Little Windmill

After the four-hundred and fiftieth listening of “All the Small Things” by Blink 182, he finally identified the word Tom De Longe spat out in the second verse through the whiney, muck-mouthed filter of his pop-punk dialect. “…Watching, waiting, COMM-IS-ER-A-TING.” He had no idea what it meant and was taken off guard by the band’s decision to ramp up its vocabulary. Where was the monosyllabism of the songs he’d come to know, love, and would unfortunately permanently memorize?

His mother, a voracious reader, would know what the word meant. He slid out of his room and across the hardwood living room floor to her. “That is not a word.” She declared without looking up from her Anne Rice novel. He was confused. Would Blink 182 just make it up? Even to a ten year-old they seemed like a bunch of idiots, but artistically liberal to the point of dishonesty? He didn’t think so. To be sure he pulled the dictionary from his school bag.

“commiserate |kəˈmizəˌrāt|: to express or feel sympathy or pity”

There it was. He’d been lied to by his own mother and educated by a band that would go on to pen a song about having anal sex with a dog. Not sure what to do about this revelation, he stretched out on his bedroom floor, head against the door. He grabbed a bag of Skittles from his backpack and began tossing the little candies into the air, catching them in his mouth before they hit the floor. His mother had once said that it was dangerous to eat lying down, that you could choke. Bullshit.
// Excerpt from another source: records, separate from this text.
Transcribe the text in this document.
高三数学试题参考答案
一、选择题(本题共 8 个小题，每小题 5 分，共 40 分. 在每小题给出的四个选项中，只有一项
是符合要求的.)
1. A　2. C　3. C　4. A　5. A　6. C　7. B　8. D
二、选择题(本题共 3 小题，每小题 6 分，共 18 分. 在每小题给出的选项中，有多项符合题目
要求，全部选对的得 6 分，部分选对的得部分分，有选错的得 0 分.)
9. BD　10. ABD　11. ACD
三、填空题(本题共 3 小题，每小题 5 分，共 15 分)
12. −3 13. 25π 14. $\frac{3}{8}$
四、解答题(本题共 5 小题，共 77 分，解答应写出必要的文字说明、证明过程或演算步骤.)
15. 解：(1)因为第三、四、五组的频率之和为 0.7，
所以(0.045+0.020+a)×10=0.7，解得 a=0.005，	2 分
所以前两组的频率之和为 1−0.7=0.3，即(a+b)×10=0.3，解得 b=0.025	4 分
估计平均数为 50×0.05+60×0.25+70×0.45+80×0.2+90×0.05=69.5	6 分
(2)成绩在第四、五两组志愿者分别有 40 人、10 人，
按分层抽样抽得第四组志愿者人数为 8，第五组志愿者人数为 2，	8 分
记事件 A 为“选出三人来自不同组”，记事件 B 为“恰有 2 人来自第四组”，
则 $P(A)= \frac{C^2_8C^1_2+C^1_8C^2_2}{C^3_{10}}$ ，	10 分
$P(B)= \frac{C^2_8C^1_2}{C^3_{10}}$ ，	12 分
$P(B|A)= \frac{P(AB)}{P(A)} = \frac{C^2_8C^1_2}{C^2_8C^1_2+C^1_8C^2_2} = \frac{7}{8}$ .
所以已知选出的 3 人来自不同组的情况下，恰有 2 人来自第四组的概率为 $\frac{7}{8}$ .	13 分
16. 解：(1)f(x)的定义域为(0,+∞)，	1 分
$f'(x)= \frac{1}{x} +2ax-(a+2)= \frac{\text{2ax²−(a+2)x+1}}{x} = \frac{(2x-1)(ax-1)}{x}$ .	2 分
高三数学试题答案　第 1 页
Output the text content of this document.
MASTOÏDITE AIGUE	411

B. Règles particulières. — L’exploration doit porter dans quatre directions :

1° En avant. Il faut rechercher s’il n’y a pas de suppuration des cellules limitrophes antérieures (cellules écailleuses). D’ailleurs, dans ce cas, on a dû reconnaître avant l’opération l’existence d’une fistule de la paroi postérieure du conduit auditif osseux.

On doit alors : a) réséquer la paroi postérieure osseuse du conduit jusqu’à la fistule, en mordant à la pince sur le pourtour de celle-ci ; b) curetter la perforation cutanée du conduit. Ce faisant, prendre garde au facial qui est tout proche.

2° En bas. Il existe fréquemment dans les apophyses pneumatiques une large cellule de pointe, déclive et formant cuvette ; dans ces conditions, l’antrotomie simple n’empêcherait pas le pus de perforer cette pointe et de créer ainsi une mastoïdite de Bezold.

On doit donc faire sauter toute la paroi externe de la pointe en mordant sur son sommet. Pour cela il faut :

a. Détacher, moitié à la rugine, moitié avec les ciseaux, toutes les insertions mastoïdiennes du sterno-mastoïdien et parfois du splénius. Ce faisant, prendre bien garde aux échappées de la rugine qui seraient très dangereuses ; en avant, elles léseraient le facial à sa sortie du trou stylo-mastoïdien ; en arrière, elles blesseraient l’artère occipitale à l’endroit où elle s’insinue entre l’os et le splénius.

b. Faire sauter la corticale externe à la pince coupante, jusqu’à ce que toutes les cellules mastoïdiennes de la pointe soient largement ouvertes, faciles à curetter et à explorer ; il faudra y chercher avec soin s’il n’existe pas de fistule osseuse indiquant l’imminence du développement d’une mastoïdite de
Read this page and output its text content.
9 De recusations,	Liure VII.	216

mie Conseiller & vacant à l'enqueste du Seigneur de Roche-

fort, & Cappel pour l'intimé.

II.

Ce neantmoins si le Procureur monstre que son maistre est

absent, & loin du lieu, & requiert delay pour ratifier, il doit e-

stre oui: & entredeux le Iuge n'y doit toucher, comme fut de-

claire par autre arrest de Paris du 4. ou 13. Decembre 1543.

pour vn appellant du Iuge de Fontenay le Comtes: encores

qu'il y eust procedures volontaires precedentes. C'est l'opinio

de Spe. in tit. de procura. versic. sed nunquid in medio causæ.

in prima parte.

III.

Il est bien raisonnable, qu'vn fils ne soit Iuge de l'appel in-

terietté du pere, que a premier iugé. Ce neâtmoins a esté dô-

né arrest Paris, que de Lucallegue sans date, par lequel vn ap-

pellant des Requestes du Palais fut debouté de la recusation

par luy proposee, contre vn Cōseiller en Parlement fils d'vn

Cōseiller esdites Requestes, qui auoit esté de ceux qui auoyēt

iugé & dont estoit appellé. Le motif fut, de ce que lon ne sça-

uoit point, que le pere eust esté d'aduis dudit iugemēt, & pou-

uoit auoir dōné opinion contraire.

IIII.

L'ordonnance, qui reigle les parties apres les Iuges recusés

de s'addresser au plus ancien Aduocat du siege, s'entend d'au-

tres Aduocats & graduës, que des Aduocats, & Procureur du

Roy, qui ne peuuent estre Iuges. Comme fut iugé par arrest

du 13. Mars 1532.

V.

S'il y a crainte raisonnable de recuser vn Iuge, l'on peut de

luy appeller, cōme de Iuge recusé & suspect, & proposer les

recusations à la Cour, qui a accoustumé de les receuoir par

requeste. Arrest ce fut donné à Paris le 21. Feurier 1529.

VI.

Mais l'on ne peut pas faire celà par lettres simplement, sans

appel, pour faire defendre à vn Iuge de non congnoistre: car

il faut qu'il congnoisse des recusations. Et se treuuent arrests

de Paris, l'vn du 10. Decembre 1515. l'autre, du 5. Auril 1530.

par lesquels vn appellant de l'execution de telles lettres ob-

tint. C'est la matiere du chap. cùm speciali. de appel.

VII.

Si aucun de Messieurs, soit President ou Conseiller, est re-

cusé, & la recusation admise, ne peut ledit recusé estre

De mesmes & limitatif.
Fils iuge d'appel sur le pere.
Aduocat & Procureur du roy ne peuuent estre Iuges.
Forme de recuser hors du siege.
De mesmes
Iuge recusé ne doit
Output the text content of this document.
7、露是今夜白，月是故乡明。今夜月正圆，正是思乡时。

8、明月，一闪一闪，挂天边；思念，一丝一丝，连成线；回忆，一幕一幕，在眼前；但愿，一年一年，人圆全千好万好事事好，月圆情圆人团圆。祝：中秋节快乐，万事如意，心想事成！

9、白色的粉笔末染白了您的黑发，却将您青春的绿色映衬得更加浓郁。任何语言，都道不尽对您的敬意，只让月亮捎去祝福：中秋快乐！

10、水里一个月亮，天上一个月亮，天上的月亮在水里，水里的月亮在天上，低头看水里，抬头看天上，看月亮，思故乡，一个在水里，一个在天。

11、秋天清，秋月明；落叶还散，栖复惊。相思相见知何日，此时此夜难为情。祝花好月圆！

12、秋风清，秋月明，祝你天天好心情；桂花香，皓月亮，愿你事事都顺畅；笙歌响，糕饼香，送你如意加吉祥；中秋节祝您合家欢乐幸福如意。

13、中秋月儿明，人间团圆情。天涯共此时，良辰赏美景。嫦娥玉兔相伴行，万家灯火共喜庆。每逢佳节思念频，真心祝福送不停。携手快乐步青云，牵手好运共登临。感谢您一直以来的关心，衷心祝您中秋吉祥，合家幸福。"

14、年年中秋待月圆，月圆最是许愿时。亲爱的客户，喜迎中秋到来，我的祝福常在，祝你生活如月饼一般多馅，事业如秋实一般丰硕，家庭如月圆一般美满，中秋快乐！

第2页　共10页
One, two, three Skittles in a row he caught and chewed defiantly. The fourth went straight past his tongue and lodged in the back of his throat. He had never choked before so he wasn’t exactly sure what was happening, but he figured this wasn’t it. It couldn’t be. That choking thing was another of his mother’s lies.

She pushed hard against the door but it wouldn’t budge. “This is the last time I’m going to ask you, come set the damn table.”